Does the authoritarian policy of questioning dissenters’ patriotism become clear? In retrospect, don’t the “stop making sense” arguments and accusations of “aid and comfort to the enemy” made by the war’s hawks seem somewhat transparent?

It’s pretty obvious that terrorists in Iraq have figured out a short-term strategy to get the occupiers out of their country: civil war.

If civil war breaks out in Iraq, Iraqi security forces will fight it, Secretary of Defense Donald Rumsfeld told Congress earlier this month. Some threat, “If you start killing each other, we’re going to leave,” not that the insurrectionists haven’t been killing Iraqi innocents for three years now. And there you have it: the administration’s exit plan.

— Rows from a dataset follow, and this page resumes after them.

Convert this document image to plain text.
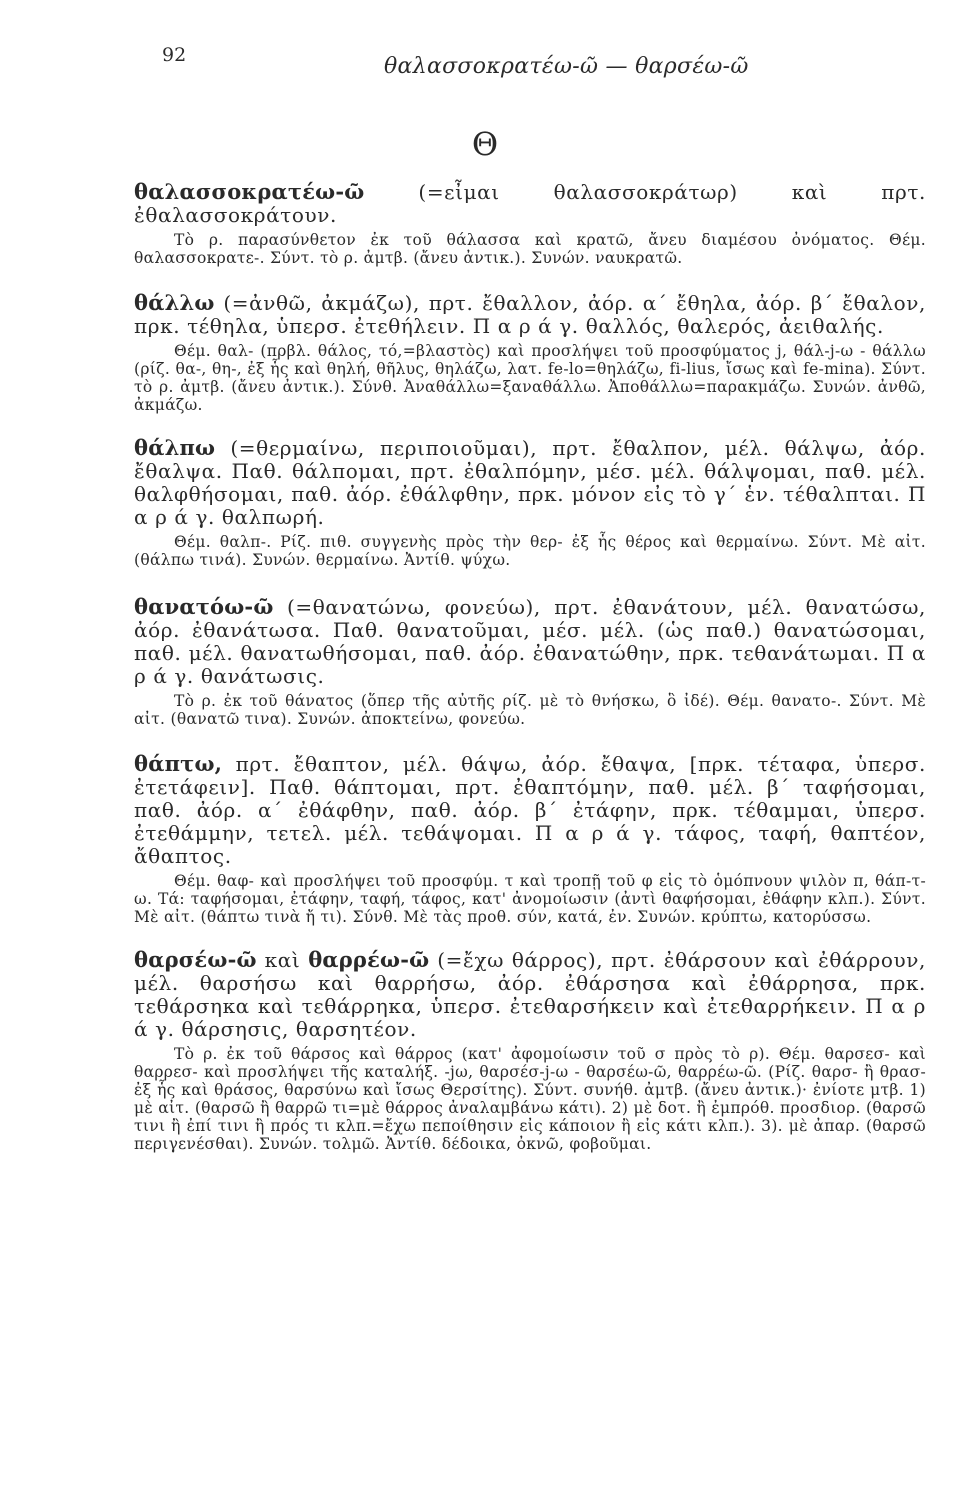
92	θαλασσοκρατέω-ῶ — θαρσέω-ῶ
Θ

θαλασσοκρατέω-ῶ	(=εἶμαι θαλασσοκράτωρ) καὶ πρτ. ἐθαλασσοκράτουν.

Τὸ ρ. παρασύνθετον ἐκ τοῦ θάλασσα καὶ κρατῶ, ἄνευ διαμέσου ὀνόματος. Θέμ. θαλασσοκρατε-. Σύντ. τὸ ρ. ἀμτβ. (ἄνευ ἀντικ.). Συνών. ναυκρατῶ.

θάλλω (=ἀνθῶ, ἀκμάζω), πρτ. ἔθαλλον, ἀόρ. α΄ ἔθηλα, ἀόρ. β΄ ἔθαλον, πρκ. τέθηλα, ὑπερσ. ἐτεθήλειν. Π α ρ ά γ. θαλλός, θαλερός, ἀειθαλής.

Θέμ. θαλ- (πρβλ. θάλος, τό,=βλαστὸς) καὶ προσλήψει τοῦ προσφύματος j, θάλ-j-ω - θάλλω (ρίζ. θα-, θη-, ἐξ ἧς καὶ θηλή, θῆλυς, θηλάζω, λατ. fe-lo=θηλάζω, fi-lius, ἴσως καὶ fe-mina). Σύντ. τὸ ρ. ἀμτβ. (ἄνευ ἀντικ.). Σύνθ. Ἀναθάλλω=ξαναθάλλω. Ἀποθάλλω=παρακμάζω. Συνών. ἀνθῶ, ἀκμάζω.

θάλπω (=θερμαίνω, περιποιοῦμαι), πρτ. ἔθαλπον, μέλ. θάλψω, ἀόρ. ἔθαλψα. Παθ. θάλπομαι, πρτ. ἐθαλπόμην, μέσ. μέλ. θάλψομαι, παθ. μέλ. θαλφθήσομαι, παθ. ἀόρ. ἐθάλφθην, πρκ. μόνον εἰς τὸ γ΄ ἑν. τέθαλπται. Π α ρ ά γ. θαλπωρή.

Θέμ. θαλπ-. Ρίζ. πιθ. συγγενὴς πρὸς τὴν θερ- ἐξ ἧς θέρος καὶ θερμαίνω. Σύντ. Μὲ αἰτ. (θάλπω τινά). Συνών. θερμαίνω. Ἀντίθ. ψύχω.

θανατόω-ῶ (=θανατώνω, φονεύω), πρτ. ἐθανάτουν, μέλ. θανατώσω, ἀόρ. ἐθανάτωσα. Παθ. θανατοῦμαι, μέσ. μέλ. (ὡς παθ.) θανατώσομαι, παθ. μέλ. θανατωθήσομαι, παθ. ἀόρ. ἐθανατώθην, πρκ. τεθανάτωμαι. Π α ρ ά γ. θανάτωσις.

Τὸ ρ. ἐκ τοῦ θάνατος (ὅπερ τῆς αὐτῆς ρίζ. μὲ τὸ θνήσκω, ὃ ἰδέ). Θέμ. θανατο-. Σύντ. Μὲ αἰτ. (θανατῶ τινα). Συνών. ἀποκτείνω, φονεύω.

θάπτω, πρτ. ἔθαπτον, μέλ. θάψω, ἀόρ. ἔθαψα, [πρκ. τέταφα, ὑπερσ. ἐτετάφειν]. Παθ. θάπτομαι, πρτ. ἐθαπτόμην, παθ. μέλ. β΄ ταφήσομαι, παθ. ἀόρ. α΄ ἐθάφθην, παθ. ἀόρ. β΄ ἐτάφην, πρκ. τέθαμμαι, ὑπερσ. ἐτεθάμμην, τετελ. μέλ. τεθάψομαι. Π α ρ ά γ. τάφος, ταφή, θαπτέον, ἄθαπτος.

Θέμ. θαφ- καὶ προσλήψει τοῦ προσφύμ. τ καὶ τροπῇ τοῦ φ εἰς τὸ ὁμόπνουν ψιλὸν π, θάπ-τ-ω. Τά: ταφήσομαι, ἐτάφην, ταφή, τάφος, κατ' ἀνομοίωσιν (ἀντὶ θαφήσομαι, ἐθάφην κλπ.). Σύντ. Μὲ αἰτ. (θάπτω τινὰ ἤ τι). Σύνθ. Μὲ τὰς προθ. σύν, κατά, ἐν. Συνών. κρύπτω, κατορύσσω.

θαρσέω-ῶ καὶ θαρρέω-ῶ (=ἔχω θάρρος), πρτ. ἐθάρσουν καὶ ἐθάρρουν, μέλ. θαρσήσω καὶ θαρρήσω, ἀόρ. ἐθάρσησα καὶ ἐθάρρησα, πρκ. τεθάρσηκα καὶ τεθάρρηκα, ὑπερσ. ἐτεθαρσήκειν καὶ ἐτεθαρρήκειν. Π α ρ ά γ. θάρσησις, θαρσητέον.

Τὸ ρ. ἐκ τοῦ θάρσος καὶ θάρρος (κατ' ἀφομοίωσιν τοῦ σ πρὸς τὸ ρ). Θέμ. θαρσεσ- καὶ θαρρεσ- καὶ προσλήψει τῆς καταλήξ. -jω, θαρσέσ-j-ω - θαρσέω-ῶ, θαρρέω-ῶ. (Ρίζ. θαρσ- ἢ θρασ- ἐξ ἧς καὶ θράσος, θαρσύνω καὶ ἴσως Θερσίτης). Σύντ. συνήθ. ἀμτβ. (ἄνευ ἀντικ.)· ἐνίοτε μτβ. 1) μὲ αἰτ. (θαρσῶ ἢ θαρρῶ τι=μὲ θάρρος ἀναλαμβάνω κάτι). 2) μὲ δοτ. ἢ ἐμπρόθ. προσδιορ. (θαρσῶ τινι ἢ ἐπί τινι ἢ πρός τι κλπ.=ἔχω πεποίθησιν εἰς κάποιον ἢ εἰς κάτι κλπ.). 3). μὲ ἀπαρ. (θαρσῶ περιγενέσθαι). Συνών. τολμῶ. Ἀντίθ. δέδοικα, ὀκνῶ, φοβοῦμαι.
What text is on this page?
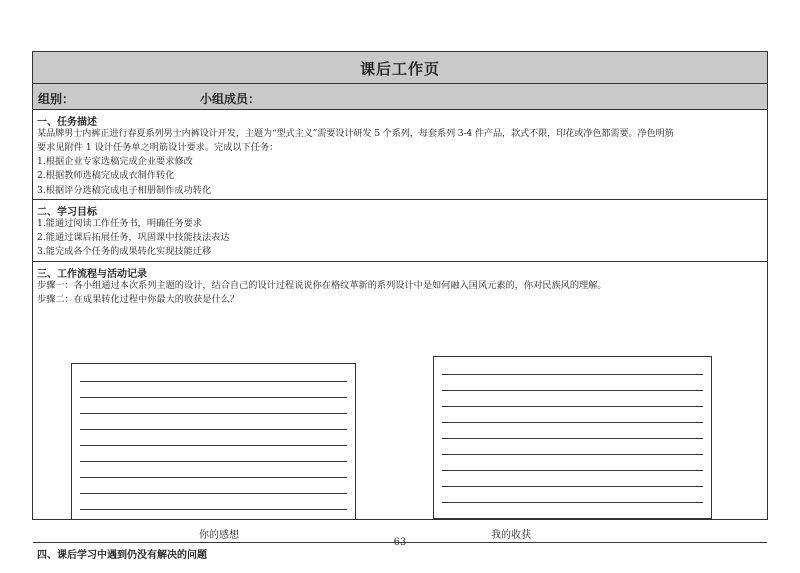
课后工作页
组别：	小组成员：
一、任务描述
某品牌男士内裤正进行春夏系列男士内裤设计开发，主题为“型式主义”需要设计研发 5 个系列，每套系列 3-4 件产品，款式不限，印花或净色都需要。净色明筋
要求见附件 1 设计任务单之明筋设计要求。完成以下任务：
1.根据企业专家选稿完成企业要求修改
2.根据教师选稿完成成衣制作转化
3.根据评分选稿完成电子相册制作成功转化
二、学习目标
1.能通过阅读工作任务书，明确任务要求
2.能通过课后拓展任务，巩固课中技能技法表达
3.能完成各个任务的成果转化实现技能迁移
三、工作流程与活动记录
步骤一：各小组通过本次系列主题的设计，结合自己的设计过程说说你在格纹革新的系列设计中是如何融入国风元素的，你对民族风的理解。
步骤二：在成果转化过程中你最大的收获是什么？
你的感想	我的收获
四、课后学习中遇到仍没有解决的问题
63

The region is destabilized, with sectarian violence running amok, religious hatred flaring, Iran on the verge of becoming a real security threat, weapons of mass destruction are nonexistent and democracy unfounded. The United States is a laughingstock and a rogue nation in world opinion—with every single ostensible reason for being over there—finances, security, religion, humanitarianism, diplomacy, empire-building—hanging by the thread of “If you go to war, we’ll leave.” Rational people everywhere have got to begin to wonder about our leaders’ sanity. Really.

This isn’t about supporting the troops. We support the troops, we support the families of the troops, we support the children of the troops. We also recognize that as time has passed, the percentage of troops who enlisted specifically to fight in Iraq has increased. These are no longer just soldiers who got caught up in world events when they were trying to figure out a way to pay for college. These are young men and women who joined up to give the Iraqis some payback for what they did on Sept. 11, 2001—a view this administration has falsely promoted. These are brave men and women who joined up with the highest aspirations of helping the Iraqis achieve the liberties and freedoms they, themselves, enjoyed at home.

And still the president, when faced with his own hypocrisy of promoting an insecure homeland border security system for our country by supporting giving Dubai the control of several of our seaports, says we are sending the wrong message to the world.

Let’s get one thing straight: This whole war has sent the wrong damned message to the world. Real Americans don’t support torture. Real Americans don’t give away their liberties. Real Americans don’t support paranoid spying on their innocent fellow citizens. Real Americans don’t misrepresent facts to support a hidden agenda. Real Americans don’t abandon a fight—if they went into it with eyes wide open and for the right reasons when their leaders were honest with them.

Real Americans shouldn’t get lied into war.

This war isn’t going to end just because a page gets torn off the calendar, just as it didn’t end when three zeros turned over on the flag-draped-coffin index—again. There’s an election coming up, and politicians like to show how tough they are.

This election, instead of showing how tough we are, maybe we should show how smart we are.